In short, we’re trying to contribute something to the Math library that’s good and will not incur much technical debt. It also helps if the contributor takes time to guide the reviewer by highlighting the design or the major changes.

Code Reviews

Code reviews should be taken seriously and is carried out by developers of the math library. One or more developers have to review pull requests; most often, they might review different parts of the pull request. For example, I might look at the changed build instructions while someone else looks at the template metaprogramming.

When evaluating the code, we should be evaluating it from the point of view of the Math library and defending it. I always assume the contributor has a good reason for putting effort into a pull request – the content of the pull request does something good for the project. The review is a chance for us to evaluate whether that’s true and whether it’s going to be maintainable.

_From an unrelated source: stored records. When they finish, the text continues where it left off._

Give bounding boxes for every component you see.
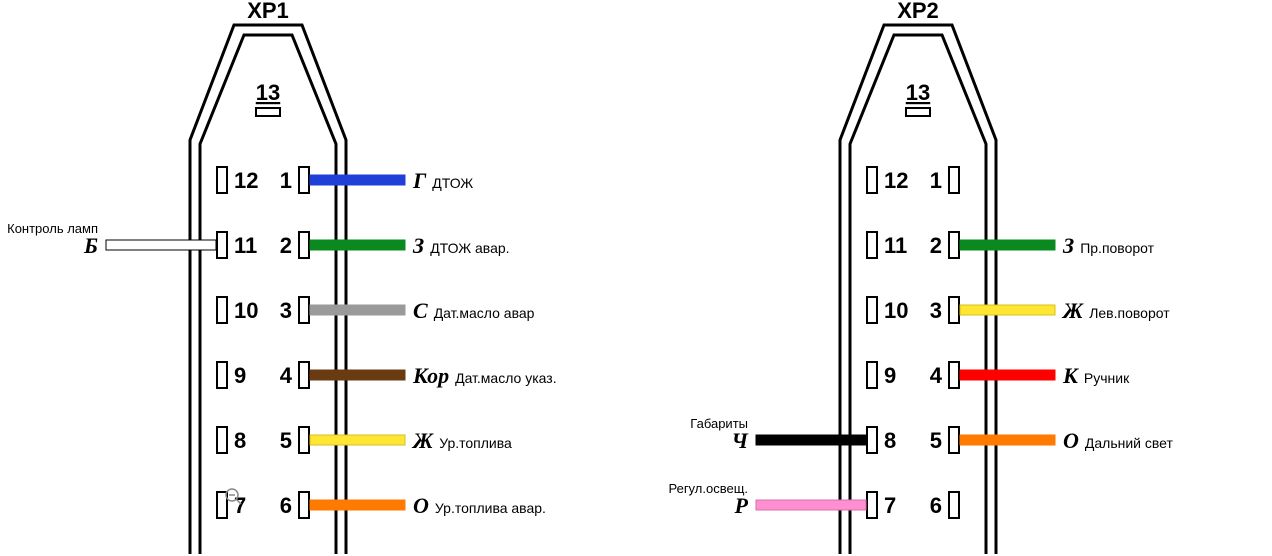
wire [960, 370, 1055, 380]
pin-number: 12 [884, 168, 908, 193]
connector-title: XP2 [897, 0, 939, 23]
pin-number: 4 [930, 363, 943, 388]
pin-number: 12 [234, 168, 258, 193]
wire [310, 175, 405, 185]
wire-desc: Регул.освещ. [668, 481, 748, 496]
pin-number: 5 [930, 428, 942, 453]
top-pin-number: 13 [256, 80, 280, 105]
wire-code: Ч [732, 428, 750, 453]
pin-number: 4 [280, 363, 293, 388]
pin-number: 1 [280, 168, 292, 193]
diagram: XP113121ГДТОЖ112БКонтроль лампЗДТОЖ авар… [0, 0, 1272, 556]
pin-number: 7 [234, 493, 246, 518]
wire-desc: Габариты [690, 416, 748, 431]
wire [310, 370, 405, 380]
pin-number: 5 [280, 428, 292, 453]
wire-code: Б [83, 233, 98, 258]
wire-desc: Контроль ламп [7, 221, 98, 236]
top-pin-number: 13 [906, 80, 930, 105]
connector-title: XP1 [247, 0, 289, 23]
pin-number: 10 [234, 298, 258, 323]
pin-number: 6 [280, 493, 292, 518]
pin-number: 3 [280, 298, 292, 323]
pin-number: 9 [234, 363, 246, 388]
wire-code: Р [734, 493, 749, 518]
pin-number: 11 [234, 233, 257, 258]
pin-number: 10 [884, 298, 908, 323]
pin-number: 6 [930, 493, 942, 518]
wire [310, 435, 405, 445]
pin-number: 7 [884, 493, 896, 518]
pin-number: 2 [930, 233, 942, 258]
wire [756, 500, 866, 510]
wire [960, 240, 1055, 250]
pin-number: 3 [930, 298, 942, 323]
pin-number: 2 [280, 233, 292, 258]
wire [960, 435, 1055, 445]
pin-number: 8 [884, 428, 896, 453]
pin-number: 1 [930, 168, 942, 193]
wire [310, 240, 405, 250]
wire [106, 240, 216, 250]
wire [960, 305, 1055, 315]
pin-number: 11 [884, 233, 907, 258]
wire [756, 435, 866, 445]
wire [310, 305, 405, 315]
pin-number: 9 [884, 363, 896, 388]
pin-number: 8 [234, 428, 246, 453]
wire [310, 500, 405, 510]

We should be thinking about how easy it is to read the code. Once it’s in, the collective developers have the responsibility of maintaining it. We should think about how hard it would be to replace the code later on. We should be asking if there are easier ways to do things so that it’s less complex. We need to be looking at design. We should also ask if there are enough tests – at least to convince yourself that it’s right (enough) for users to push on all the corners of that code. The litmus test is whether you’d be comfortable hunting down a bug in that code if it were to break.

Code breaks. We’ll deal with it. It’s a matter of how easy or hard it is to deal with later on. I’m never a fan of “we’ll document it later” or “we’ll test it in a future pull request” – that technical debt almost never gets paid off. Even with the best intentions, the individual that contributes code isn’t always the one that fixes it. That’s part of the challenge of open-source software.


#6

P.S. I didn’t think though how this is all going to be stitched together. I just started writing. I’ll try to summarize and get it into wiki + pull request template form.


#7

Thanks for writing this up. I think it’s a good perspective, and I especially appreciate the goals of readability and maintainability.

I’d like to frame this discussion in terms of costs and benefits. All else being equal, more testing is better. But all else isn’t equal. Some of the costs we need to take into account are:

  • time it takes to write the tests delays release of features being tested
  • maintenance of tests as interfaces and other underlying patterns change take time to fix proportional to the size of the test suite (if tests grow linearly and time to fix at big events is proportional to the size of the test suite, overall maintenance cost is quadratic in the size of the test suite)
  • changing rigid tests impedes refactoring
  • user local and CI testing slows down the overall development cycle
  • opportunity cost of not developing other features instead of testing existing features
  • poor test code is hard to maintain, but good test code is more time consuming to write

The right balance for Stan is somewhere between the reliability of autopilot software for airplanes and the usual academic research software, but I’m a little perplexed about how to define where the optimum point is.